Unfinished Business: Thoughts on the Past, Present, Future, and Nurturing of Homo Scribens
The link above goes, not to Amazon, but to the WAC Clearinghouse, the open-access publisher that Charles Bazerman has used for his books for years. (I think his first book at WAC Clearinghouse was a collection he coedited with David R. Russell in 2003.) Because he publishes through WAC Clearinghouse, he can distribute his books more quickly and broadly, and readers can read them at no cost.
I suspect that at the WAC Clearinghouse, he also has a freer hand than he would at a for-profit publisher, where an editor might take a more active role. Such editorial constraints may not appeal to Bazerman at this point: he is newly retired and his recently published works have focused on (a) pulling together the threads of his wide-ranging research and insights and (b) yielding a cohesive overview of their implications for future work. That’s true in his festschrift and his recent autobiography/autoethnography —- and it’s certainly true in Unfinished Business as well, which combines versions of previously published works with unpublished ones. In the Introduction, he explains:
Almost half of these chapters are previously unpublished, either freshly written for this volume (Chapters 1, 2, 6, 9, 19) or transformed from recent conference presentations (Chapters 7, 8, 10). Some have been published in places not usually seen as part of writing studies (Chapters 12, 13, 14, 16, 17, 18) or only in Spanish translation (Chapter 15). Some, though published and accessible, nonetheless fill in some of the connections among the other essays (Chapters 3, 4, 5, 11). Together, I hope they present how I see writing and its instruction these days. None are the last word, and I rely on some speculative leaps. Yet I hope they intrigue some researchers to pursue questions, seek evidence, or await more definitive knowledge from researchers in other disciplines.
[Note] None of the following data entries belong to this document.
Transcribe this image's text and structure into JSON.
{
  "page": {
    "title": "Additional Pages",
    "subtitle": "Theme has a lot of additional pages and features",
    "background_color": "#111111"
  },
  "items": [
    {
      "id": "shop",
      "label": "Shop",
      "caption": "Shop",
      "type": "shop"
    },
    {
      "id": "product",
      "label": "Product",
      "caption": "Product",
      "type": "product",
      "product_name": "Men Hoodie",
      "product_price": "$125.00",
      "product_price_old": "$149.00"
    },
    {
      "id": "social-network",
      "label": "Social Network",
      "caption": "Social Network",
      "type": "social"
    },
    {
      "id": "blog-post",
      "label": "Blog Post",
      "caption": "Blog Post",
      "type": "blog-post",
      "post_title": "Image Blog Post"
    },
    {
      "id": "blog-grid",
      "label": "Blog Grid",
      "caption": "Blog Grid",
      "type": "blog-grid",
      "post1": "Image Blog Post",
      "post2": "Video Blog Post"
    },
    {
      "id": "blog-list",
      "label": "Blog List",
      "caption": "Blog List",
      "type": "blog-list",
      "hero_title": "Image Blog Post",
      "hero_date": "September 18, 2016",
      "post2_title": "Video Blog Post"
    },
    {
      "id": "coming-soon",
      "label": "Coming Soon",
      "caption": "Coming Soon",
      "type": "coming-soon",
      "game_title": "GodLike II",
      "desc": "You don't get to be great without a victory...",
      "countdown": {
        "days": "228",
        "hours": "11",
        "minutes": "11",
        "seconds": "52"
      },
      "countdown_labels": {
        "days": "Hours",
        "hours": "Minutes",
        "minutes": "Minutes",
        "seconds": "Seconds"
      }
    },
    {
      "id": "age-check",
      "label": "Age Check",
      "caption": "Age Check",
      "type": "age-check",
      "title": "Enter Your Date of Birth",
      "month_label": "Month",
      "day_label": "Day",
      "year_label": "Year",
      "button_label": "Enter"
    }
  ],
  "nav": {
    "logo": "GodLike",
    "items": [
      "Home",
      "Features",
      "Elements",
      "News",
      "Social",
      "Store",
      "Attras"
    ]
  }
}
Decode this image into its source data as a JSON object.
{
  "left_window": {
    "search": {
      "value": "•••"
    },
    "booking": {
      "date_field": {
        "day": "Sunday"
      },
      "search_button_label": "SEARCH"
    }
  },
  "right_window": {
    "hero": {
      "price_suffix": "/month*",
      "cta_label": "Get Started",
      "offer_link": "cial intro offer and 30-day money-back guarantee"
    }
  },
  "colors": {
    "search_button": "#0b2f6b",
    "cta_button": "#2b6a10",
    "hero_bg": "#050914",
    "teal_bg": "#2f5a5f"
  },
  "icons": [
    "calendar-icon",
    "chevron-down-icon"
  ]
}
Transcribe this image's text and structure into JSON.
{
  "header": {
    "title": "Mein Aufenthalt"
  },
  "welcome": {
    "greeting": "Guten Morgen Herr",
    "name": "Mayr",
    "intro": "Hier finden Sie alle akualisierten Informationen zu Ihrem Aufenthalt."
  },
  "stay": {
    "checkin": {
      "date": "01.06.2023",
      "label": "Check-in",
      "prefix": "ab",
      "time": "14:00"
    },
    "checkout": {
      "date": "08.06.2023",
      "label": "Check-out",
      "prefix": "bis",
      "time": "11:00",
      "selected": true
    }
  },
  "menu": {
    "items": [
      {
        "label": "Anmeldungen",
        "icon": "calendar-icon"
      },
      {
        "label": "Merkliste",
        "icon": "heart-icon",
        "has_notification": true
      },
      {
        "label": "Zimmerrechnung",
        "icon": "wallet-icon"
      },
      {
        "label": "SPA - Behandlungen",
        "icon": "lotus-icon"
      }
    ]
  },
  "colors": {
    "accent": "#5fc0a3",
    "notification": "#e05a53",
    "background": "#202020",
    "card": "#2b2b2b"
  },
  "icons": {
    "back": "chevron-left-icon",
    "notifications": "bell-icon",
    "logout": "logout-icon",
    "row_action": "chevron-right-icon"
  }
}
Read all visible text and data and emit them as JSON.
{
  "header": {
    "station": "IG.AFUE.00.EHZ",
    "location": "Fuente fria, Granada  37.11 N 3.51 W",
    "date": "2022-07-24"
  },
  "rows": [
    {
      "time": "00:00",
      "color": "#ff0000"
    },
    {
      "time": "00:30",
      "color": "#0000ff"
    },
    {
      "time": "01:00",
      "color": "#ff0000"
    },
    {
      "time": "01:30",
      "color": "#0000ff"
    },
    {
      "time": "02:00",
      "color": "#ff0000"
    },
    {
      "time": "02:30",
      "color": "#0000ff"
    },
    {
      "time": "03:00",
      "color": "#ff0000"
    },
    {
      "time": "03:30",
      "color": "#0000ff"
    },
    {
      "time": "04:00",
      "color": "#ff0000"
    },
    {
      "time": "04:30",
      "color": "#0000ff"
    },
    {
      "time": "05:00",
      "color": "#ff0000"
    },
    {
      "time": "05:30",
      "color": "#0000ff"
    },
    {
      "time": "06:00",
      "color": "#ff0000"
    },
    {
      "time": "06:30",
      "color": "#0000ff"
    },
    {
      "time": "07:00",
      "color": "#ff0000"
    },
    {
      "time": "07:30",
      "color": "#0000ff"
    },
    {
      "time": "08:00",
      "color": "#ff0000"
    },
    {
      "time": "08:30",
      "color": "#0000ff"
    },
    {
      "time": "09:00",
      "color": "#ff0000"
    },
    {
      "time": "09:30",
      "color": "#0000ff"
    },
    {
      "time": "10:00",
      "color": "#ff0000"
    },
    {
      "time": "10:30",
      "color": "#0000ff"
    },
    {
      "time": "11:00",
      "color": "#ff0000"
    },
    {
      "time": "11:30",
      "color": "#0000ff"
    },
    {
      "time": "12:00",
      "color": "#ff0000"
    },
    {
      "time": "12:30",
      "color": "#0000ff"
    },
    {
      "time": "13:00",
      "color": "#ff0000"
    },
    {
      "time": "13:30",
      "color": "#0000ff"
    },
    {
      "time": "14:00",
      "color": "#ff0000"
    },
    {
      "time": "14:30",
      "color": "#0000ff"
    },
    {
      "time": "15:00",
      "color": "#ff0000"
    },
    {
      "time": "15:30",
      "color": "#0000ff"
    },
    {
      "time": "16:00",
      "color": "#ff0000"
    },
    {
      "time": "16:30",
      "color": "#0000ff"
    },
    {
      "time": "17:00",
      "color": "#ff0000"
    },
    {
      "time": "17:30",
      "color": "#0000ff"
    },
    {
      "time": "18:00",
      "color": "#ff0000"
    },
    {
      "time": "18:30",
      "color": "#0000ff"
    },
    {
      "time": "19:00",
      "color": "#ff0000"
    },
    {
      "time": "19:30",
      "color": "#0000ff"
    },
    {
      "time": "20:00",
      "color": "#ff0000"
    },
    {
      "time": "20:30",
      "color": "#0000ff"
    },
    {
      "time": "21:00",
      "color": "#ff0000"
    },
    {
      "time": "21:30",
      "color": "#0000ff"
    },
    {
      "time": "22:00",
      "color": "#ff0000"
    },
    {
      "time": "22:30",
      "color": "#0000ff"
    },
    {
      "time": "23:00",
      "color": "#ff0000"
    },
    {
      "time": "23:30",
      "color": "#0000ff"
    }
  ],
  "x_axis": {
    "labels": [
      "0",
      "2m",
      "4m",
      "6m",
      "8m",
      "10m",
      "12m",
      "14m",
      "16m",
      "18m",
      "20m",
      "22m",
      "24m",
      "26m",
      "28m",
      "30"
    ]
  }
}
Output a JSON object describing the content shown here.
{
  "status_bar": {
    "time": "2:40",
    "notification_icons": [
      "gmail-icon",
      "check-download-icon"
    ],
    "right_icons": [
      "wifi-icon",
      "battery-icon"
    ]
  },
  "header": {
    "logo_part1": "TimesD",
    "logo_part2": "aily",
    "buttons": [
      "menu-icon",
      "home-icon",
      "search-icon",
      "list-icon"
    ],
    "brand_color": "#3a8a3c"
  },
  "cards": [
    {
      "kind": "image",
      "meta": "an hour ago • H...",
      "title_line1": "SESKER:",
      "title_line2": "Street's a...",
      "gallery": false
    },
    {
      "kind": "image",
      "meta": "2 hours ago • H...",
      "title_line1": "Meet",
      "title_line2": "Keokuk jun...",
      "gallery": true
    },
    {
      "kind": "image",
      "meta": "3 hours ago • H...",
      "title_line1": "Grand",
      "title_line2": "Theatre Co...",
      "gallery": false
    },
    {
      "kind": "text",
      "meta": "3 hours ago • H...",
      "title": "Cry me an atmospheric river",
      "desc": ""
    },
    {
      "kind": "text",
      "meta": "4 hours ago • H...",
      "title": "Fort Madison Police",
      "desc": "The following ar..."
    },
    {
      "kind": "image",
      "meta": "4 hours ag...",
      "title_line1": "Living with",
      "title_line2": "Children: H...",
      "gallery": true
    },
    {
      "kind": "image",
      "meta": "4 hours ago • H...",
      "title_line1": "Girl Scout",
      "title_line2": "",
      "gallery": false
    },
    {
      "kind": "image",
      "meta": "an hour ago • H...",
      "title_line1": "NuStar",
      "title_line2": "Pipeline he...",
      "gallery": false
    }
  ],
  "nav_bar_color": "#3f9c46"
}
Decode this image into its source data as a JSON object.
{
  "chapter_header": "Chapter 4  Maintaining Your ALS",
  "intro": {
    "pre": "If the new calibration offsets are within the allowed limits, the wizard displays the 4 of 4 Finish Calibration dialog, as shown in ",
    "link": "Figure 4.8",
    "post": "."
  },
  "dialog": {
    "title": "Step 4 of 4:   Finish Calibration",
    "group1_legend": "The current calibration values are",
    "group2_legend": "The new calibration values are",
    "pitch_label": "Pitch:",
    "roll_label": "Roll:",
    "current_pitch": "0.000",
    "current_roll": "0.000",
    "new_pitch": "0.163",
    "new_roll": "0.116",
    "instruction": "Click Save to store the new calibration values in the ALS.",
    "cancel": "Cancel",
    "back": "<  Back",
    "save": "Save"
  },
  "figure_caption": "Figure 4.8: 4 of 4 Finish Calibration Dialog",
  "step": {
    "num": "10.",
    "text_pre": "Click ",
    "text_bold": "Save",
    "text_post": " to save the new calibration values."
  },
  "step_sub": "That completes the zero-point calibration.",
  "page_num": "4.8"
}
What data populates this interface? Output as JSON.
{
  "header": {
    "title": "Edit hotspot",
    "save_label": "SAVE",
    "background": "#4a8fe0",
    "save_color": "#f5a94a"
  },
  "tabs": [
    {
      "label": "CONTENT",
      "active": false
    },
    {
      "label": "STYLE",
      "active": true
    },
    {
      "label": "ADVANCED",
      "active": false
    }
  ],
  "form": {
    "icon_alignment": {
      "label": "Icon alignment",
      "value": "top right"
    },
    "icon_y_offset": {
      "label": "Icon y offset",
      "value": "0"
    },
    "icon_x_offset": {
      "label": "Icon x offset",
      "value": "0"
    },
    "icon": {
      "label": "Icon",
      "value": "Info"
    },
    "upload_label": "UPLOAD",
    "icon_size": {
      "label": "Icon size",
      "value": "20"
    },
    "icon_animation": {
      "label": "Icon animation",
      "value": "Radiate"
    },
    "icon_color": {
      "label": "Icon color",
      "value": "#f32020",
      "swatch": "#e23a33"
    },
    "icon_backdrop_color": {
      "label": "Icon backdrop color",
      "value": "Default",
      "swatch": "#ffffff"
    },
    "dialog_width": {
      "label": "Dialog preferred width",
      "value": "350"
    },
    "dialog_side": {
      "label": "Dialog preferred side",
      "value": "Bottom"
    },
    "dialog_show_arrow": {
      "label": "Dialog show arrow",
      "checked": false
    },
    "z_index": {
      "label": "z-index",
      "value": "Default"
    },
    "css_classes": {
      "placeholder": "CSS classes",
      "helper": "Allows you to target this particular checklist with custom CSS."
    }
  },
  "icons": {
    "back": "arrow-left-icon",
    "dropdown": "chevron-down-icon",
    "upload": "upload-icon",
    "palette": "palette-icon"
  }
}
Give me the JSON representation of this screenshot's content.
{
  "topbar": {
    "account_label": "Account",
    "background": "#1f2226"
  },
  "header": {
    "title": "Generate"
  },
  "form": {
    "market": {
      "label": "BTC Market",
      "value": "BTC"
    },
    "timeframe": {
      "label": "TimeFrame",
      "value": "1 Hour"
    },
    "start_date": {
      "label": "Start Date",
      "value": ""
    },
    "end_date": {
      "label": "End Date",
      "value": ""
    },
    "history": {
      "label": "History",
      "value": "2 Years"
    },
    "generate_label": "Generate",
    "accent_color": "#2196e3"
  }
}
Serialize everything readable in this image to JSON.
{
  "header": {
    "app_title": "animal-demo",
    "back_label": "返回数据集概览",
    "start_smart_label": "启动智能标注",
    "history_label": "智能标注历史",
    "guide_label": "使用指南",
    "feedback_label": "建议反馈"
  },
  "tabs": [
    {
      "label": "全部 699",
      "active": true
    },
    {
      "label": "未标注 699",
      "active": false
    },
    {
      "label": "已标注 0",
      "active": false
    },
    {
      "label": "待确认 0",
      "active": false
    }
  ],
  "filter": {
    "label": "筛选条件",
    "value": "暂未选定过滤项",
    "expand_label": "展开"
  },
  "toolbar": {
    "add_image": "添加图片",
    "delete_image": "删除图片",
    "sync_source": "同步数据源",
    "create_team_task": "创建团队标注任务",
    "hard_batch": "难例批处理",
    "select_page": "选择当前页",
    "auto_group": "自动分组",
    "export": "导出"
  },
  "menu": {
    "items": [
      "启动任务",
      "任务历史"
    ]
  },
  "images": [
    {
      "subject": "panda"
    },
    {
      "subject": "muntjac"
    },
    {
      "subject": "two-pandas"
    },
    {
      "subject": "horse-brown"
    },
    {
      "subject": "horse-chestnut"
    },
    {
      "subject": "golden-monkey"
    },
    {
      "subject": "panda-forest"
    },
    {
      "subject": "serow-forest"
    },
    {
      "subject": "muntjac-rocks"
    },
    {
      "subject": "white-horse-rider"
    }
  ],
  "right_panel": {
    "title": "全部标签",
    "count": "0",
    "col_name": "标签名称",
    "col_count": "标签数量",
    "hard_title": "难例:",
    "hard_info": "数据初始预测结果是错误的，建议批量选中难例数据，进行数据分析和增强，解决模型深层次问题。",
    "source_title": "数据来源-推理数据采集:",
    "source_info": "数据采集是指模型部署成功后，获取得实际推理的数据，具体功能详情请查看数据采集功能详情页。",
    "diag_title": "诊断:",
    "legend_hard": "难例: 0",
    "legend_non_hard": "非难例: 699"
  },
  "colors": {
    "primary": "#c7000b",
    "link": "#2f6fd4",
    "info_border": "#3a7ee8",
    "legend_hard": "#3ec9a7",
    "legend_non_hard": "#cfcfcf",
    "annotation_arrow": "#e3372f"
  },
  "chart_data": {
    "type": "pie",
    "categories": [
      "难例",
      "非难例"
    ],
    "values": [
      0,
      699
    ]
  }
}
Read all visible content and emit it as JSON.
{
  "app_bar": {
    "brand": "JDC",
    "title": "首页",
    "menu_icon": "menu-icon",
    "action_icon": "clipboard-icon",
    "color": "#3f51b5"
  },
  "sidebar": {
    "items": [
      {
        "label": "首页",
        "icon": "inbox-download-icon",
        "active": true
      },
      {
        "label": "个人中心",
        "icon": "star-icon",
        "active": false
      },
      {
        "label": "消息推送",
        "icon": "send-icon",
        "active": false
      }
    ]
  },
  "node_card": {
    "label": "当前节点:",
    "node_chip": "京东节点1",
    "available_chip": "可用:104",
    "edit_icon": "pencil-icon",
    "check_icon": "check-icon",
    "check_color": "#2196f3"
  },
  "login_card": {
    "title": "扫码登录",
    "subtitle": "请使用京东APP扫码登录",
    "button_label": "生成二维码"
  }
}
The questions addressed here range from the most fundamental ideas about humans as writers and writing as constituting modern society to the most practical issues of curriculum and teaching. The answers to some may someday become clearer as data are gathered or as the future reveals what will happen. Other questions are less empirical and more about our values and commitments as writing instructors. But they all relate in some way to the purposes, means, skills, situations, and development of writers—and our actions as instructors. In ways more distant or immediate, they all bear on what we do on Mondays. (p.3)
These materials are arranged in five sections, totaling 263 pages:
Section I: How evolution produced writing humans and how writing humans remade their world.
Section II: Writing and knowledge
Section III: Nurturing Homo Scribens: Puzzles of writing instruction
Section IV: The ethics and values of writing
Section V: Guesses at unknown futures
And within those sections, Bazerman draws on a vast set of materials, many of which he has produced, but many from disciplines as diverse as anthropology, archaeology, evolutionary biology, neuroscience, psychology, the rhetoric of science, sociology, and many others.
If you’re thinking that it might be difficult to keep such a book cohesive — that was my experience as well. Each section represents a broad topic in itself, and even within one section, traveling from one chapter to the next entails encountering different disciplines and literatures. In addition, chapters range widely, with some being densely cited (Chapter 5 cites 34 sources), others thinly so (Chapter 6 cites only two sources). Even though I’m pretty familiar with Bazerman’s works and at least a good chunk of his sources, I sometimes had trouble finding the thread of a consistent argument. Sometimes the chapters felt like different conversations being had by different communities. Here, I think a more active editor could have helped to iron out some of the connections that I suspect are blindingly obvious to Bazerman, but not always clear to readers.
Nevertheless, the chapters in toto provide a grand unifying vision of writing as a uniquely human pursuit that has been explored across a range of disciplines and complexities. In highly literate societies, writing sometimes seems natural — but examined carefully, it is revealed as a complex set of human practices that are rooted in our biological abilities and proclivities, exercised through our material environments, culturally constituted in sometimes ragged layers, constantly practiced and constantly evolving, through subtle and overt conflicts as well as concessions and collaborations. These many chapters help us to explore these different aspects of writing, from its origins in the past to its current applications to its possible futures. If you’re interested in writing, definitely pick up this book.